Freezing Garlic the Easy Way

Do you grow garlic? Many folks braid the stems and let the garlic bulbs dry for later use, but I’d rather do all the prep work in a couple hours, then not have to get that garlic smell on my hands for the rest of the year!

So, how do we process garlic?

The best way I’ve found is simply to freeze it!!

We plant our garlic cloves in the fall, cover them with a couple inches of mulch to over-winter, and then dig them up in June. That’s it. No fuss, no bugs, no babying the plants. We don’t dry it, braid it, keep it in a dark place. We dig it up and immediately cut off the stems and roots and clean the dirt off those little bulbs. I’m not saying it’s an easy job, and in truth, you need to get everyone in the household helping with the process. If not, someone will walk into the house during the process and die from being overwhelmed by the garlic smell!

We process about 40-50 bulbs a year, giving us about 130 frozen tablespoons of garlic, filling 7 quart-size freezer bags. I estimate that’s two meals with garlic per week for a year, and a little extra for the vampires.

HOW TO

Trim off the stems and roots and rinse off any dirt. Peel off the skins. Place cloves in a bowl of cold water. Repeat for four hours, or until you’ve run out of garlic, or until you give up.

Drain cloves and place in food processor. Pulse to mince. If you want more of a paste that freezes better in clumps, add splashes of water until you get the consistency of stiff oatmeal.

Drop tablespoons of garlic onto parchment-paper-lined trays and place in the freezer for a couple hours.

Once frozen, bag your garlic. Trust me – you’ll probably want to place your bag in a second bag to reduce the garlic smell in your freezer.

That’s it!

TIPS

Frozen garlic will not have the same firmness as fresh garlic, so if your garlic is the star of your recipe, use fresh, but if you’re just adding flavor to chili, soups, steaks, frozen is fine.

DO NOT UNDER ANY CIRCUMSTANCE USE PLASTIC BOWLS OR FREEZER CONTAINERS!!!!! You’ll never get that garlic smell out of your Tupperware. Use glass, metal, or disposable plastic like Ziploc bags.

Your frozen garlic will be great for about 6 months. The aroma fades a bit after 3-4 months and the flavor fades a bit after 6 months. You can still use it after 6 months, but you may need to use more. If you only want to use it for 6 months, you can repeat the storage process with harvests twice per year. Garlic can be planted in both spring (for a fall harvest) and fall (for a summer harvest). Keep out 2-4 of your bulbs, divide into cloves, and replant. You’ll never buy garlic again!

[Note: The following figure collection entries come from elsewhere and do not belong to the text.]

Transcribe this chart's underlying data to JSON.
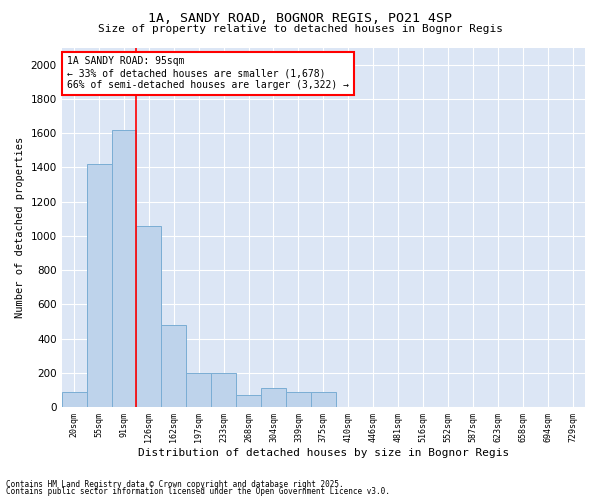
{
  "title1": "1A, SANDY ROAD, BOGNOR REGIS, PO21 4SP",
  "title2": "Size of property relative to detached houses in Bognor Regis",
  "xlabel": "Distribution of detached houses by size in Bognor Regis",
  "ylabel": "Number of detached properties",
  "categories": [
    "20sqm",
    "55sqm",
    "91sqm",
    "126sqm",
    "162sqm",
    "197sqm",
    "233sqm",
    "268sqm",
    "304sqm",
    "339sqm",
    "375sqm",
    "410sqm",
    "446sqm",
    "481sqm",
    "516sqm",
    "552sqm",
    "587sqm",
    "623sqm",
    "658sqm",
    "694sqm",
    "729sqm"
  ],
  "values": [
    90,
    1420,
    1620,
    1060,
    480,
    200,
    200,
    70,
    110,
    90,
    90,
    0,
    0,
    0,
    0,
    0,
    0,
    0,
    0,
    0,
    0
  ],
  "bar_color": "#bed3eb",
  "bar_edge_color": "#7aadd4",
  "vline_x": 2.5,
  "vline_color": "red",
  "annotation_text": "1A SANDY ROAD: 95sqm\n← 33% of detached houses are smaller (1,678)\n66% of semi-detached houses are larger (3,322) →",
  "annotation_box_color": "white",
  "annotation_box_edge": "red",
  "ylim": [
    0,
    2100
  ],
  "yticks": [
    0,
    200,
    400,
    600,
    800,
    1000,
    1200,
    1400,
    1600,
    1800,
    2000
  ],
  "bg_color": "#dce6f5",
  "footer1": "Contains HM Land Registry data © Crown copyright and database right 2025.",
  "footer2": "Contains public sector information licensed under the Open Government Licence v3.0."
}
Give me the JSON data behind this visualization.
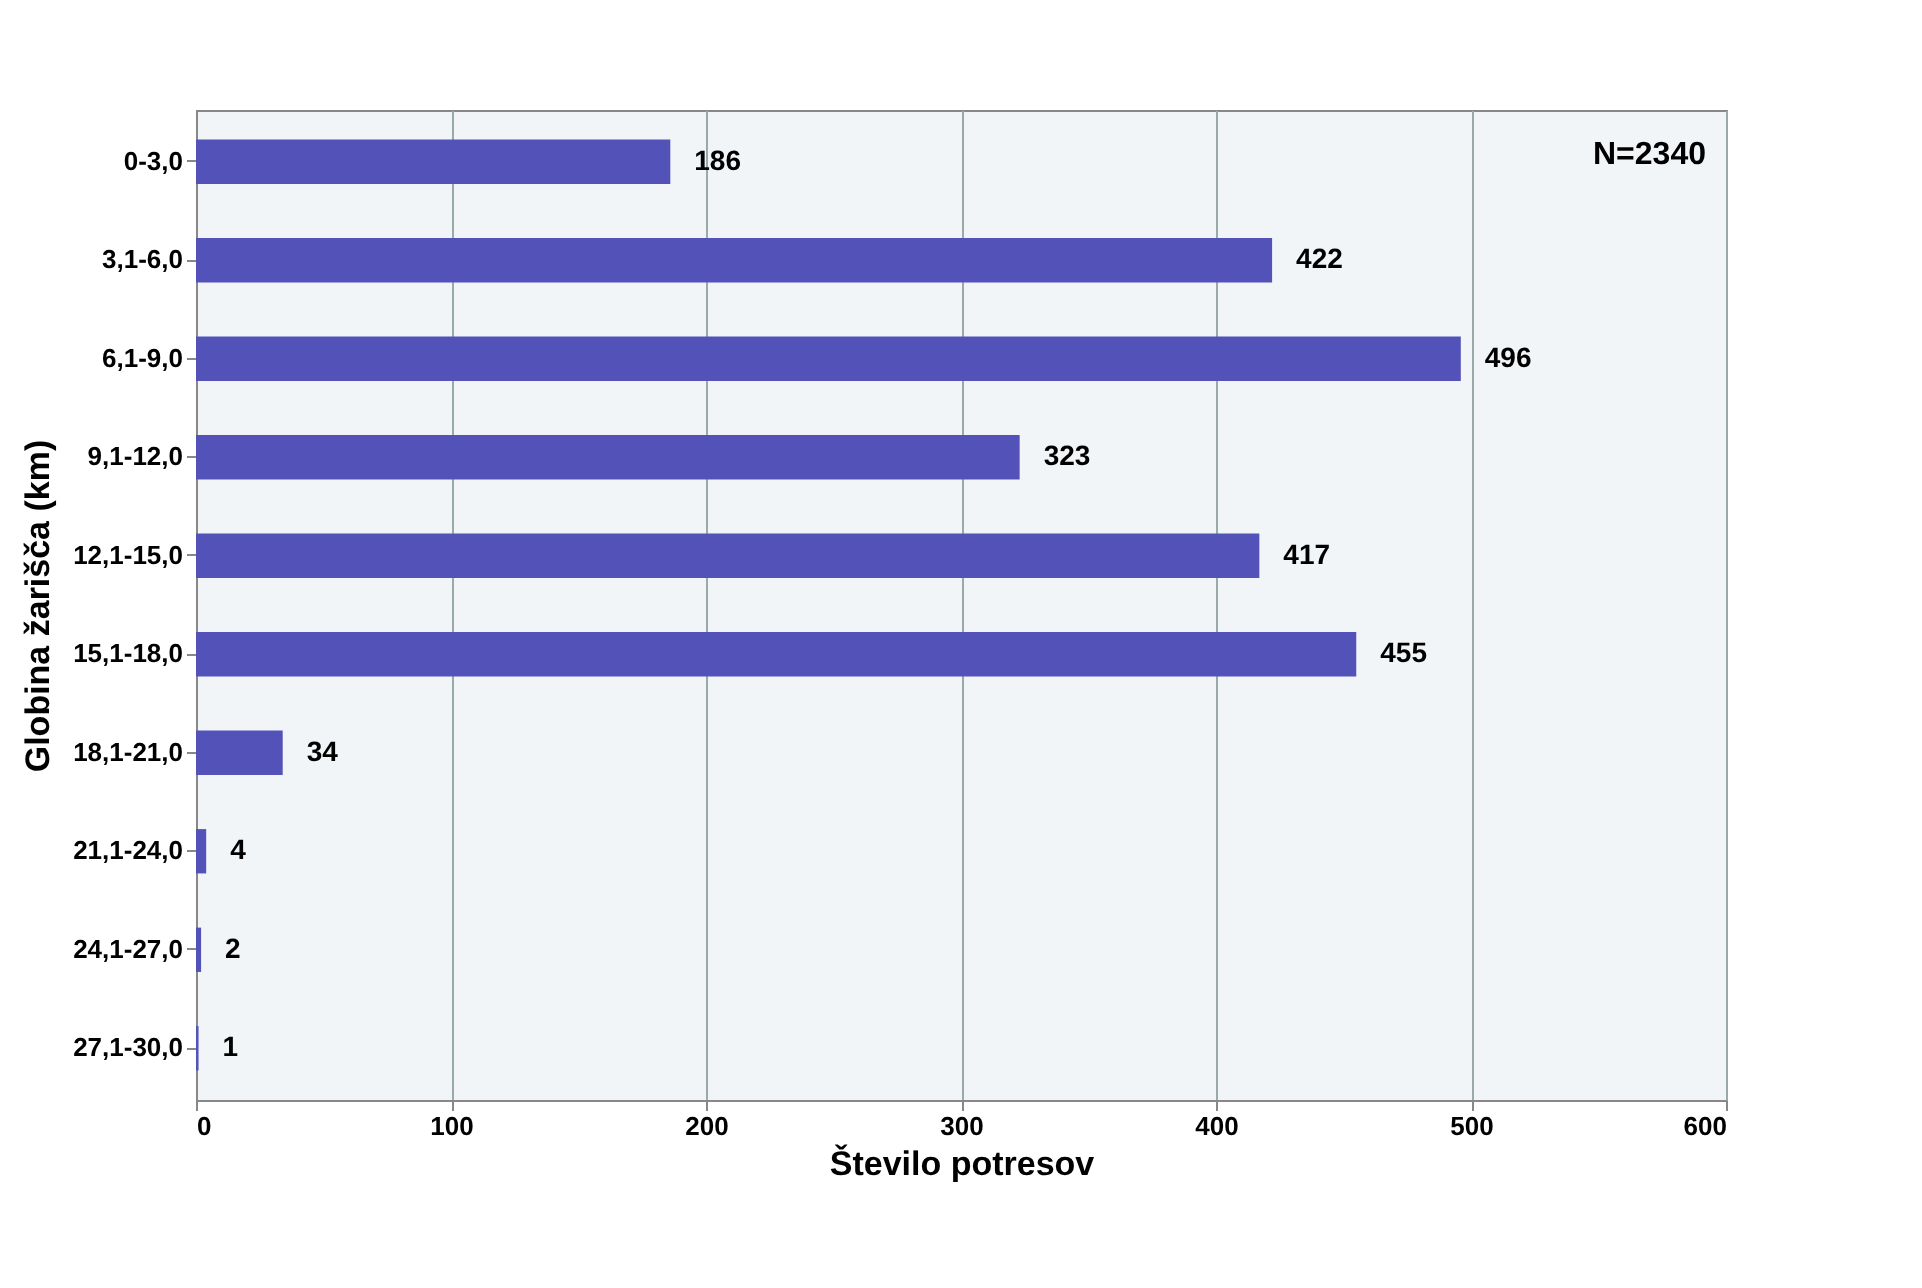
{
  "chart_data": {
    "type": "bar",
    "orientation": "horizontal",
    "xlabel": "Število potresov",
    "ylabel": "Globina žarišča (km)",
    "categories": [
      "0-3,0",
      "3,1-6,0",
      "6,1-9,0",
      "9,1-12,0",
      "12,1-15,0",
      "15,1-18,0",
      "18,1-21,0",
      "21,1-24,0",
      "24,1-27,0",
      "27,1-30,0"
    ],
    "values": [
      186,
      422,
      496,
      323,
      417,
      455,
      34,
      4,
      2,
      1
    ],
    "color": "#5252b8",
    "xlim": [
      0,
      600
    ],
    "xticks": [
      0,
      100,
      200,
      300,
      400,
      500,
      600
    ],
    "grid": "x",
    "data_labels": true,
    "annotations": [
      "N=2340"
    ]
  }
}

You do NOT need oil in your garlic. Yes, you can add oil and salt, but having oil mixed with food and sitting at room temperature runs a risk of botulism, so why even chance it. If you want oil, defrost your garlic and add the oil later.

You don’t have to defrost your frozen garlic when cooking. Just throw a clump in your pot. If starting with the garlic in a fry pan, remember there’s a bit of water in there, so watch for pops and splatters. If you want to defrost first, place a clump in the fridge for a couple hours, or microwave in a GLASS bowl for a minute.

Fresh garlic tastes different than the store-bought jar. It’s a lot milder with less bitterness. Generally, it’s BETTER!

You can tell by the handwriting, there were two of us processing this garlic. It was a tedious job.

Smells like an old Italian restaurant up in here!